The InfonceLoss implements contrastive learning with in-batch negatives and optional cross-rank gathering. It is designed for embedding/retrieval model training.

Usage

from twinkle.loss import InfonceLoss

loss_fn = InfonceLoss(
    temperature=0.1,
    use_batch=True,           # Enable in-batch negatives
    hard_negatives=7,         # Fix negative count per sample
    mask_fake_negative=True,  # Mask false negatives
    fake_neg_margin=0.1,      # Margin for false negative detection
)

model.set_loss(loss_fn)

Input Format

Each sample is laid out as anchor(1) + positive(1) + negatives(n) in a flat embedding tensor. The inputs['labels'] is a 1-D mask where 1 marks the start of each group.

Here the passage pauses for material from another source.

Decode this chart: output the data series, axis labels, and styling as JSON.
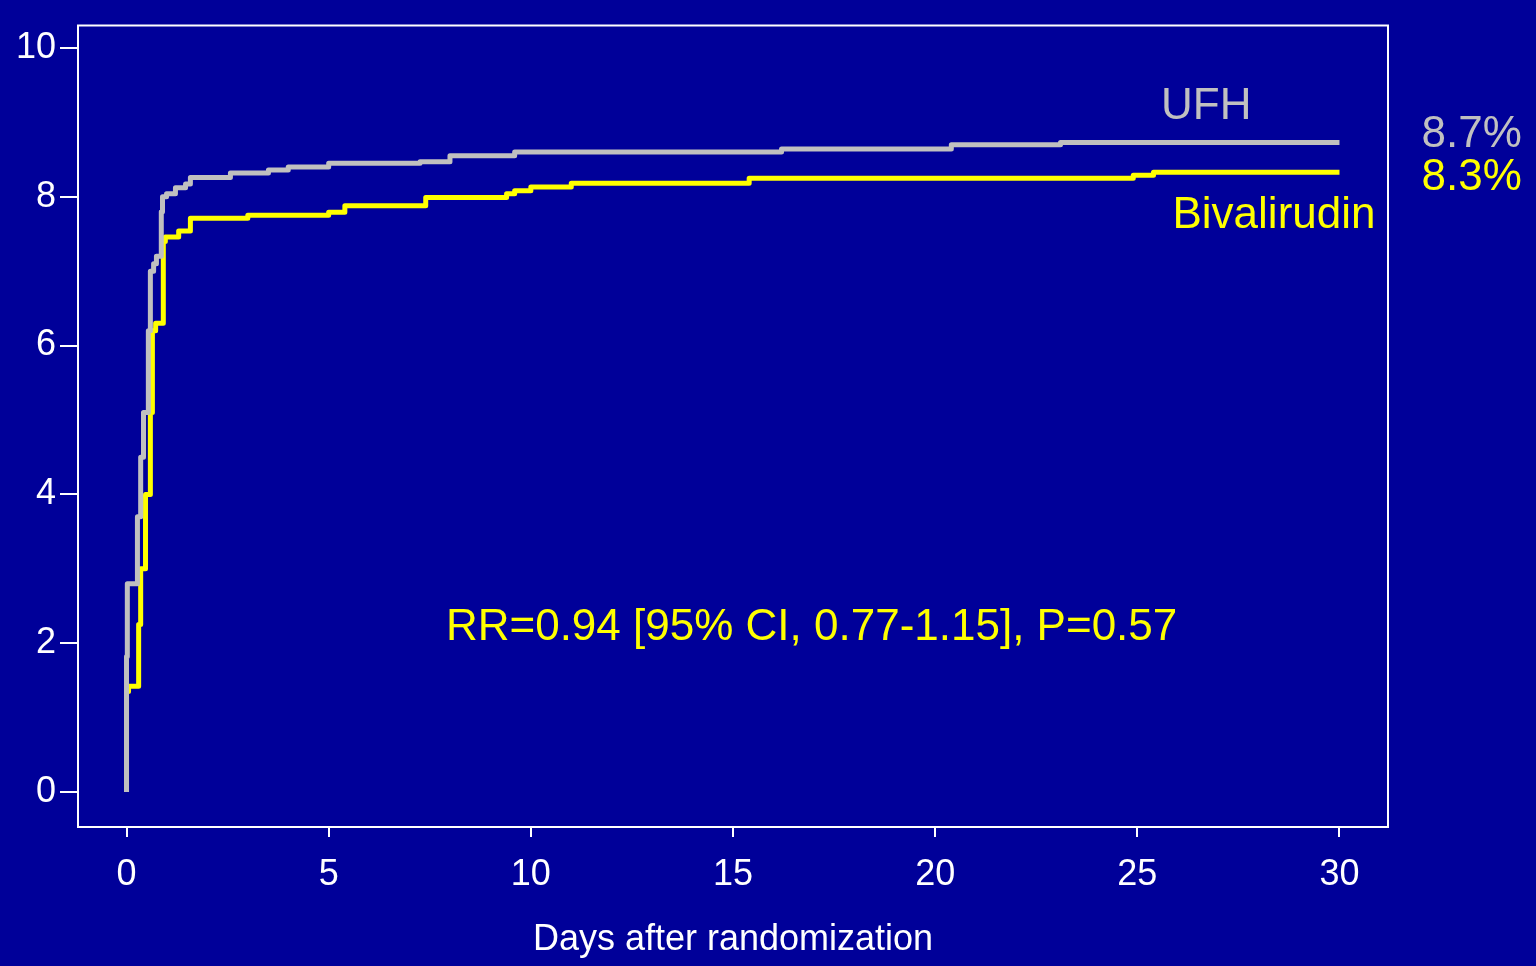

embeddings: [a0, p0, n0_1, n0_2, a1, p1, n1_1, n1_2, ...]
labels:     [ 1,  0,    0,    0,  1,  0,    0,    0, ...]

Parameters

Parameter	Type	Default	Description
`temperature`	float	0.1	Logit scaling factor
`use_batch`	bool	True	Use cross-sample in-batch negatives
`hard_negatives`	int	None	Fix per-sample negative count (truncate/upsample)
`mask_fake_negative`	bool	False	Mask logits > positive + margin
`fake_neg_margin`	float	0.1	Threshold for false negative masking
`include_qq`	bool	False	Add query-query similarity block
`include_dd`	bool	False	Add doc-doc similarity block

Cross-Rank Gathering

When use_batch=True and distributed training is active, embeddings are gathered from all DP ranks to maximize in-batch negative diversity. Only the local shard retains gradients.

Similarity Blocks

The loss supports three similarity blocks for comprehensive contrastive learning:

Q→D (default): Query to all documents — primary contrastive signal
Q→Q (include_qq=True): Query to all other queries — prevents query collapse
D→D (include_dd=True): Document to all other documents — Qwen3-Embedding style

Example: Embedding Training

from twinkle.loss import InfonceLoss
from twinkle.metric import EmbeddingMetric

# Configure model for embedding
model.set_loss(InfonceLoss(temperature=0.05, use_batch=True, include_qq=True))
model.set_metric(EmbeddingMetric(device_mesh=mesh, process_group=pg))

# Training loop
for batch in dataloader:
    model.forward_backward(batch)
    model.clip_grad_and_step()